Evoquant la politique extérieure indienne, le chef de file de
l'opposition a exprimé l'idée très haute qu'il se fait de
la place de l'Inde dans le monde. "La première démocratie du
monde, engagée dans la défense des droits de l'homme et dans la
promotion de la liberté politique", doit tenir son rang sur la
scène asiatique et mondiale. M. Vajpayee a considéré
que l'Inde devait aujourd'hui développer les relations politiques avec
ses voisins et a estimé que la coopération économique
régionale était promise à un grand avenir ;
M. Vajpayee a, en particulier, évoqué la
nécessité de développer les relations économiques
avec le Pakistan et d'élargir la SAARC (South Asian Association for
Regional Cooperation).
Cette attitude d'ouverture au dialogue ne signifie pas que l'Inde doive
renoncer à quelque pan que ce soit de sa souveraineté : c'est
pourquoi le leader du BJP a affirmé qu'il était temps pour l'Inde
d'exercer l'"option nucléaire" et de devenir un Etat doté de
l'arme nucléaire. En effet, si elle est favorable à un monde
totalement dénucléarisé, l'Inde ne peut pour autant rester
dans l'expectative, alors que d'autres puissances poursuivent leurs travaux de
recherche dans ce domaine.
S'agissant de la situation politique indienne et de la place du BJP,
M. Vajpayee a exposé la spécificité du Gouvernement
de M. Deve Gowda, coalition de treize petits partis "dont l'objectif est
de ne
pas laisser le pouvoir aux deux grands". Or, a-t-il affirmé, les
institutions politiques indiennes, héritées du système
parlementaire britannique, sont conçues pour fonctionner avec deux ou
trois grands partis d'alternance. Pour autant, s'il estime que la configuration
politique actuelle est malaisée à gérer, le chef du BJP
considère qu'elle représente une sorte de passage obligé
pour la vie politique indienne. Ainsi, c'est sans amertume aucune qu'il analyse
son expérience avortée comme chef du Gouvernement : n'ayant pas
pu, ni voulu, rechercher le soutien d'autres partis, il dit avoir
démissionné "avec un certain plaisir", et prendre très
à coeur son rôle de chef de l'opposition.

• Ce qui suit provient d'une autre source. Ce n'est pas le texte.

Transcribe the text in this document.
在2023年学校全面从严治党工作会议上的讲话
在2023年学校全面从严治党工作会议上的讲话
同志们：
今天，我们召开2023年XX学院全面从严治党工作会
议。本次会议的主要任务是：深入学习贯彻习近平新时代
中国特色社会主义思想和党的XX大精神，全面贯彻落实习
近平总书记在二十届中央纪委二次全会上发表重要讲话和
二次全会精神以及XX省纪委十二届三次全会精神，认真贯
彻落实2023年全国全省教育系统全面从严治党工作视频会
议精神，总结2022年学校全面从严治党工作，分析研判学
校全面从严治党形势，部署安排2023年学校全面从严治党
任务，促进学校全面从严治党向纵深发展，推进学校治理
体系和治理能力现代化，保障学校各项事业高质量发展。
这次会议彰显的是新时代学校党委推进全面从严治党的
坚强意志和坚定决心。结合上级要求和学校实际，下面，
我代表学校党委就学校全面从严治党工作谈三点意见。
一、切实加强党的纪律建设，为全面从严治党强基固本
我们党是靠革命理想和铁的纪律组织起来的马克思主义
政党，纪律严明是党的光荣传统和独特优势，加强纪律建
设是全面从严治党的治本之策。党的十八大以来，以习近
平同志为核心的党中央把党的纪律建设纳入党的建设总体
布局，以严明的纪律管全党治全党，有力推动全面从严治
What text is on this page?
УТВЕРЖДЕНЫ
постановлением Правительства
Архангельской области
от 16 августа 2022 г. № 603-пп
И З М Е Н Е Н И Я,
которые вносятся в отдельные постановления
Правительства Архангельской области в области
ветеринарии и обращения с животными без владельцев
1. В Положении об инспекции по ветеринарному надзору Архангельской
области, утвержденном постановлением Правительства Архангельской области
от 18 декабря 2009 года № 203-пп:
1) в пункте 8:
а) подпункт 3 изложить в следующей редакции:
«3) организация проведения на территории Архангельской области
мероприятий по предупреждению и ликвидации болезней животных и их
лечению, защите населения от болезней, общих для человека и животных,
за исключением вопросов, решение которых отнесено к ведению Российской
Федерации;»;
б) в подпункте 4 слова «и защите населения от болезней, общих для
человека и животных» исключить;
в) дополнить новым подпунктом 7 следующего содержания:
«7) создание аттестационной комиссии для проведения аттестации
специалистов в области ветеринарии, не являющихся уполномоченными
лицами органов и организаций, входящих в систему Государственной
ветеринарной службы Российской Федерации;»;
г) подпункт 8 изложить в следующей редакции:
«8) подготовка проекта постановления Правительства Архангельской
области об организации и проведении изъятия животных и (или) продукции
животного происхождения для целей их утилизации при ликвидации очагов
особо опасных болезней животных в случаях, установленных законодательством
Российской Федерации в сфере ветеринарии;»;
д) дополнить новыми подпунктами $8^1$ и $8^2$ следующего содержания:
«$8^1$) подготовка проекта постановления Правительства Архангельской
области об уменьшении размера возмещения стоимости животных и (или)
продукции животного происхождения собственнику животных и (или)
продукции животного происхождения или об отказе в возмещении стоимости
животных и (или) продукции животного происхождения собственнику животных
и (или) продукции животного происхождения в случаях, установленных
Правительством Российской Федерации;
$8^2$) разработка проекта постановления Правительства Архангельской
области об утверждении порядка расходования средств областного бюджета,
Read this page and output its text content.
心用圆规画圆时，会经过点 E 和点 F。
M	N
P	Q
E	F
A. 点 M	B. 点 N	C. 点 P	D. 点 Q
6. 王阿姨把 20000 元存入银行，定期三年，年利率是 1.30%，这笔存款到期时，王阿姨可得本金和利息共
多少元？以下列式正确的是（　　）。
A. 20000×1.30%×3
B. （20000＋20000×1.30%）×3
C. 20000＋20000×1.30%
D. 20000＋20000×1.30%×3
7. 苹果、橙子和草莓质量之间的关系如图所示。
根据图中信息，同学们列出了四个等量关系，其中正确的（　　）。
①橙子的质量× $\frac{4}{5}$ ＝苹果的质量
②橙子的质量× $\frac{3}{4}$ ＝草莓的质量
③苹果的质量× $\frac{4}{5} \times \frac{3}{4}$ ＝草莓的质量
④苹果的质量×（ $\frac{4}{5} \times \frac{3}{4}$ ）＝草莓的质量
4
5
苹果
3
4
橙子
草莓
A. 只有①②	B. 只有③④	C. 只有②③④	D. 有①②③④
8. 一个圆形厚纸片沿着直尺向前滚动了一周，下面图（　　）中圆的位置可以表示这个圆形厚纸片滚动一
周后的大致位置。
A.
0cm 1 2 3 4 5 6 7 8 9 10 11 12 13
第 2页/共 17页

Ce rôle l'investit d'une mission de critique constructive de la politique
gouvernementale. Ainsi, interrogé sur le projet de budget qui venait
d'être déposé devant les chambres, il s'est dit satisfait
des mesures de libéralisation ou d'allégement de la pression
fiscale, mais également soucieux d'une utilisation plus rigoureuse de
l'argent public, qui permettrait d'accroître les sommes allouées
au secteur social, à l'éducation ou encore au
développement rural.
Pour finir, M. Vajpayee a tenu à présenter succinctement les
positions et le rôle de son parti : premier parti d'opposition au centre,
le BJP est au pouvoir dans plusieurs Etats (Rajasthan, Penjab, Maharashtra,
Gujarat). Selon son Président, c'est un parti "centriste", dont les
portes sont ouvertes à tous les citoyens indiens, sans distinction
fondée sur les castes ou les religions.